Virginia state delegates, senators, and congressmen looking to hold onto their seats got major news Monday, as Gov. Bob McDonnell announced the creation of an independent bipartisan redistricting commission to guide the process that will take place later this year.

The commission, tasked with crafting redistricting plans based on newly released data from the U.S. Census, will be chaired by longtime Virginia political analyst Bob Holsworth, founder of the nonpartisan political blog Virginia Tomorrow.

It is comprised of 11 members drawn from the fields of business, government service, and academia, who will pass along recommendations to the General Assembly, which must convene to hash out plans after complete Census data is released sometime in February.           

“As Virginia redraws its legislative districts later this year, the process should take place in a manner that is fair and open,” McDonnell said. “Legislative districts should be drawn in a way that reflects commonsense geographic boundaries and communities of interests as required by law.”

Redistricting plans, which legislators often design to protect incumbents, face the prospect of passing through a divided state legislature; Democrats control the Senate and Republicans hold a majority in the House.

State Sen.
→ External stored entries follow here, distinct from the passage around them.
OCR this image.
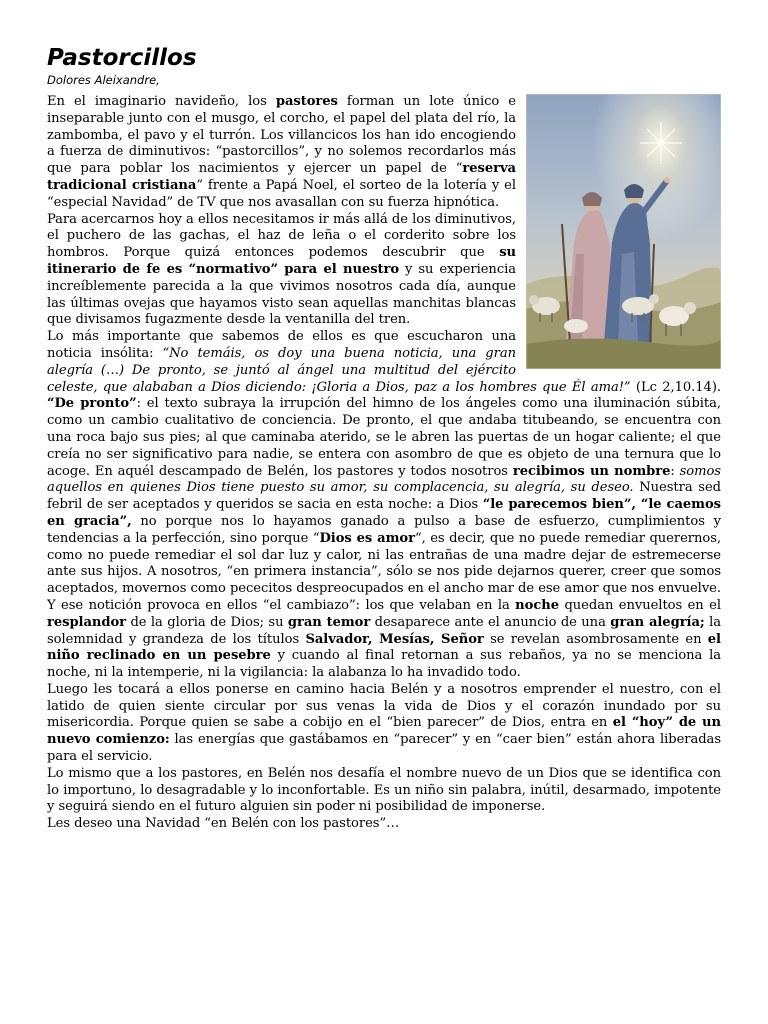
Pastorcillos
Dolores Aleixandre,

En el imaginario navideño, los pastores forman un lote único e inseparable junto con el musgo, el corcho, el papel del plata del río, la zambomba, el pavo y el turrón. Los villancicos los han ido encogiendo a fuerza de diminutivos: “pastorcillos”, y no solemos recordarlos más que para poblar los nacimientos y ejercer un papel de “reserva tradicional cristiana” frente a Papá Noel, el sorteo de la lotería y el “especial Navidad” de TV que nos avasallan con su fuerza hipnótica.

Para acercarnos hoy a ellos necesitamos ir más allá de los diminutivos, el puchero de las gachas, el haz de leña o el corderito sobre los hombros. Porque quizá entonces podemos descubrir que su itinerario de fe es “normativo” para el nuestro y su experiencia increíblemente parecida a la que vivimos nosotros cada día, aunque las últimas ovejas que hayamos visto sean aquellas manchitas blancas que divisamos fugazmente desde la ventanilla del tren.

Lo más importante que sabemos de ellos es que escucharon una noticia insólita: “No temáis, os doy una buena noticia, una gran alegría (…) De pronto, se juntó al ángel una multitud del ejército celeste, que alababan a Dios diciendo: ¡Gloria a Dios, paz a los hombres que Él ama!” (Lc 2,10.14). “De pronto”: el texto subraya la irrupción del himno de los ángeles como una iluminación súbita, como un cambio cualitativo de conciencia. De pronto, el que andaba titubeando, se encuentra con una roca bajo sus pies; al que caminaba aterido, se le abren las puertas de un hogar caliente; el que creía no ser significativo para nadie, se entera con asombro de que es objeto de una ternura que lo acoge. En aquél descampado de Belén, los pastores y todos nosotros recibimos un nombre: somos aquellos en quienes Dios tiene puesto su amor, su complacencia, su alegría, su deseo. Nuestra sed febril de ser aceptados y queridos se sacia en esta noche: a Dios “le parecemos bien”, “le caemos en gracia”, no porque nos lo hayamos ganado a pulso a base de esfuerzo, cumplimientos y tendencias a la perfección, sino porque “Dios es amor“, es decir, que no puede remediar querernos, como no puede remediar el sol dar luz y calor, ni las entrañas de una madre dejar de estremecerse ante sus hijos. A nosotros, “en primera instancia”, sólo se nos pide dejarnos querer, creer que somos aceptados, movernos como pececitos despreocupados en el ancho mar de ese amor que nos envuelve.

Y ese notición provoca en ellos “el cambiazo”: los que velaban en la noche quedan envueltos en el resplandor de la gloria de Dios; su gran temor desaparece ante el anuncio de una gran alegría; la solemnidad y grandeza de los títulos Salvador, Mesías, Señor se revelan asombrosamente en el niño reclinado en un pesebre y cuando al final retornan a sus rebaños, ya no se menciona la noche, ni la intemperie, ni la vigilancia: la alabanza lo ha invadido todo.

Luego les tocará a ellos ponerse en camino hacia Belén y a nosotros emprender el nuestro, con el latido de quien siente circular por sus venas la vida de Dios y el corazón inundado por su misericordia. Porque quien se sabe a cobijo en el “bien parecer” de Dios, entra en el “hoy” de un nuevo comienzo: las energías que gastábamos en “parecer” y en “caer bien” están ahora liberadas para el servicio.

Lo mismo que a los pastores, en Belén nos desafía el nombre nuevo de un Dios que se identifica con lo importuno, lo desagradable y lo inconfortable. Es un niño sin palabra, inútil, desarmado, impotente y seguirá siendo en el futuro alguien sin poder ni posibilidad de imponerse.

Les deseo una Navidad “en Belén con los pastores”…
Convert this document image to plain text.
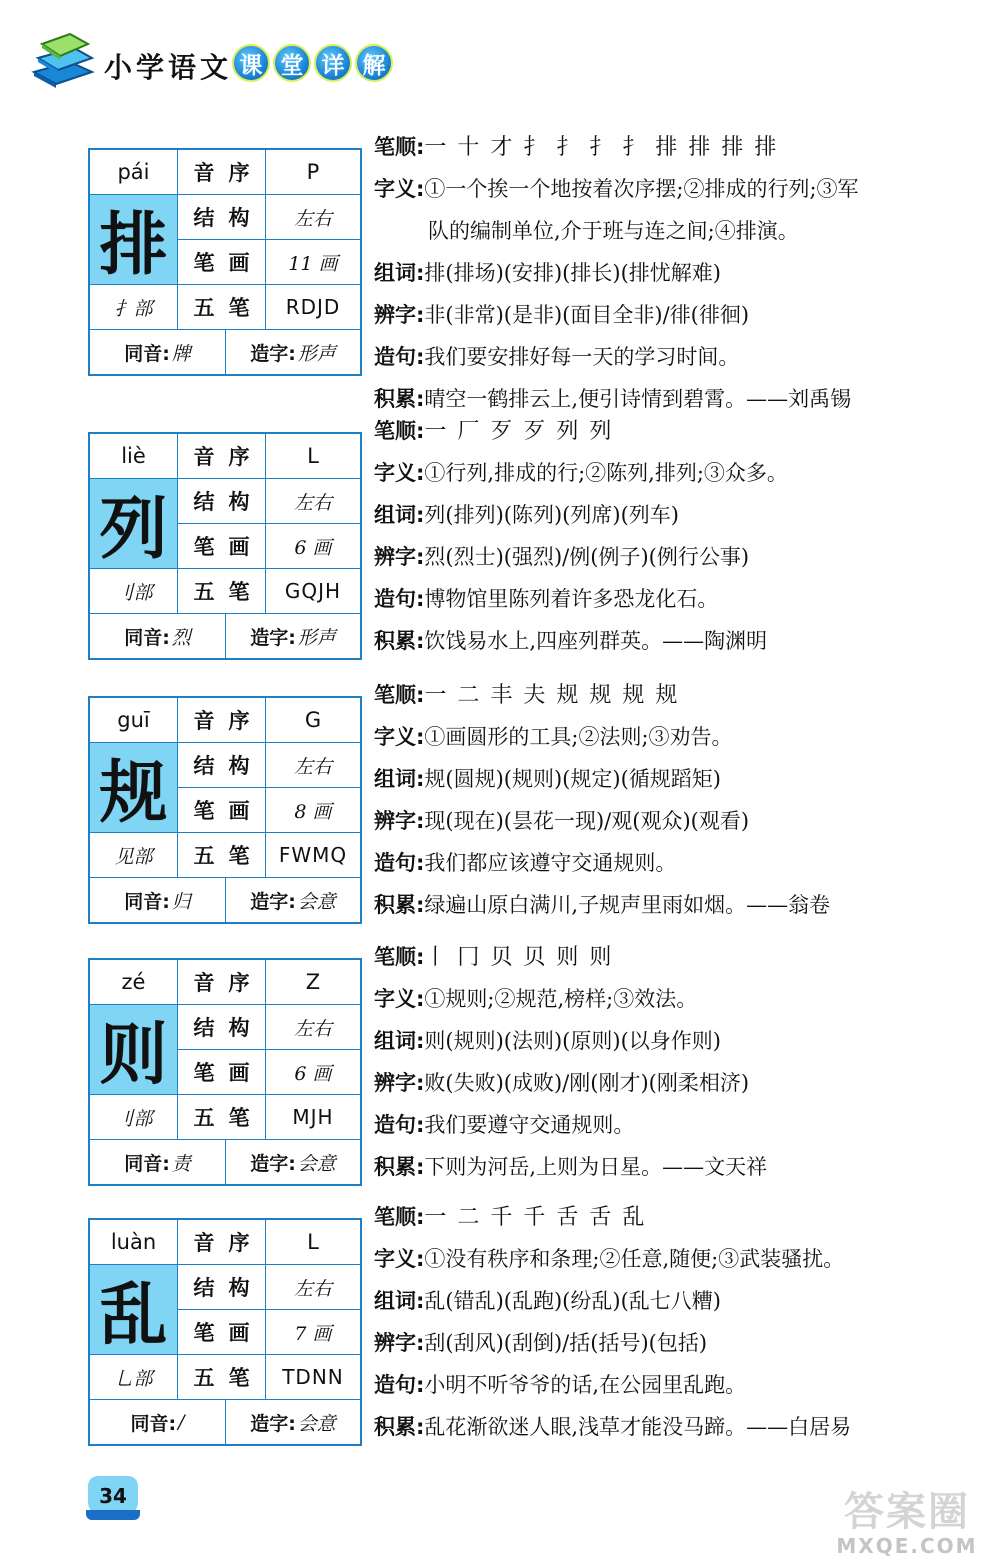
小学语文 课 堂 详 解
pái	音序	P
排	结构	左右
笔画	11 画
扌部	五笔	RDJD
同音: 牌	造字: 形声
笔顺:一 十 才 扌 扌 扌 扌 排 排 排 排
字义:①一个挨一个地按着次序摆;②排成的行列;③军
队的编制单位,介于班与连之间;④排演。
组词:排(排场)(安排)(排长)(排忧解难)
辨字:非(非常)(是非)(面目全非)/徘(徘徊)
造句:我们要安排好每一天的学习时间。
积累:晴空一鹤排云上,便引诗情到碧霄。——刘禹锡
liè	音序	L
列	结构	左右
笔画	6 画
刂部	五笔	GQJH
同音: 烈	造字: 形声
笔顺:一 厂 歹 歹 列 列
字义:①行列,排成的行;②陈列,排列;③众多。
组词:列(排列)(陈列)(列席)(列车)
辨字:烈(烈士)(强烈)/例(例子)(例行公事)
造句:博物馆里陈列着许多恐龙化石。
积累:饮饯易水上,四座列群英。——陶渊明
guī	音序	G
规	结构	左右
笔画	8 画
见部	五笔 FWMQ
同音: 归	造字: 会意
笔顺:一 二 丰 夫 规 规 规 规
字义:①画圆形的工具;②法则;③劝告。
组词:规(圆规)(规则)(规定)(循规蹈矩)
辨字:现(现在)(昙花一现)/观(观众)(观看)
造句:我们都应该遵守交通规则。
积累:绿遍山原白满川,子规声里雨如烟。——翁卷
zé	音序	Z
则	结构	左右
笔画	6 画
刂部	五笔	MJH
同音: 责	造字: 会意
笔顺:丨 冂 贝 贝 则 则
字义:①规则;②规范,榜样;③效法。
组词:则(规则)(法则)(原则)(以身作则)
辨字:败(失败)(成败)/刚(刚才)(刚柔相济)
造句:我们要遵守交通规则。
积累:下则为河岳,上则为日星。——文天祥
luàn	音序	L
乱	结构	左右
笔画	7 画
乚部	五笔 TDNN
同音: /	造字: 会意
笔顺:一 二 千 千 舌 舌 乱
字义:①没有秩序和条理;②任意,随便;③武装骚扰。
组词:乱(错乱)(乱跑)(纷乱)(乱七八糟)
辨字:刮(刮风)(刮倒)/括(括号)(包括)
造句:小明不听爷爷的话,在公园里乱跑。
积累:乱花渐欲迷人眼,浅草才能没马蹄。——白居易
34	答案圈
MXQE.COM
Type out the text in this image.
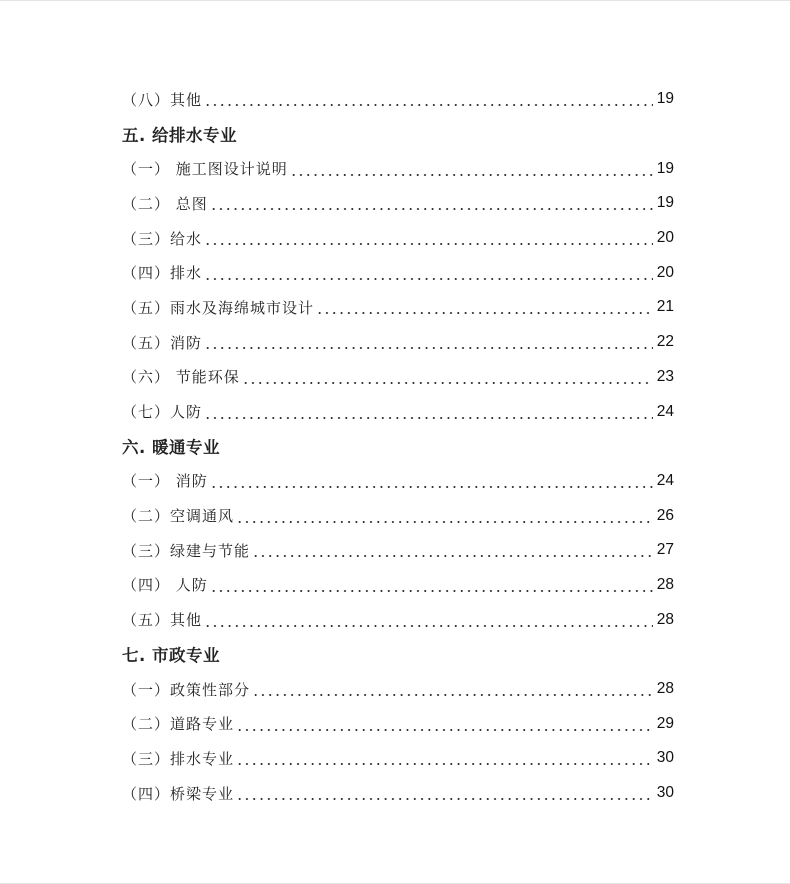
（八）其他	19
五. 给排水专业
（一） 施工图设计说明	19
（二） 总图	19
（三）给水	20
（四）排水	20
（五）雨水及海绵城市设计	21
（五）消防	22
（六） 节能环保	23
（七）人防	24
六. 暖通专业
（一） 消防	24
（二）空调通风	26
（三）绿建与节能	27
（四） 人防	28
（五）其他	28
七. 市政专业
（一）政策性部分	28
（二）道路专业	29
（三）排水专业	30
（四）桥梁专业	30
Janet Howell, D-Fairfax, who chairs the Senate’s Privileges and Elections Committee, was skeptical of talk of a bipartisan commission last month, pointing out that the governor declined to support an effort in the Senate last year to create such a commission despite a campaign promise of ensuring bipartisan citizen involvement in the process.

One Northern Virginia legislator likely keeping a close eye on the process that will unfold later this year is Rep. Gerald Connolly, a Democrat, who won reelection to a second term by less than 1,000 votes over Republican challenger Keith Fimian.

All 140 members of the General Assembly are up for re-election in the fall.

Any changes Virginia makes to its districts must be approved by the Justice Department under the Voting Rights Act of 1965.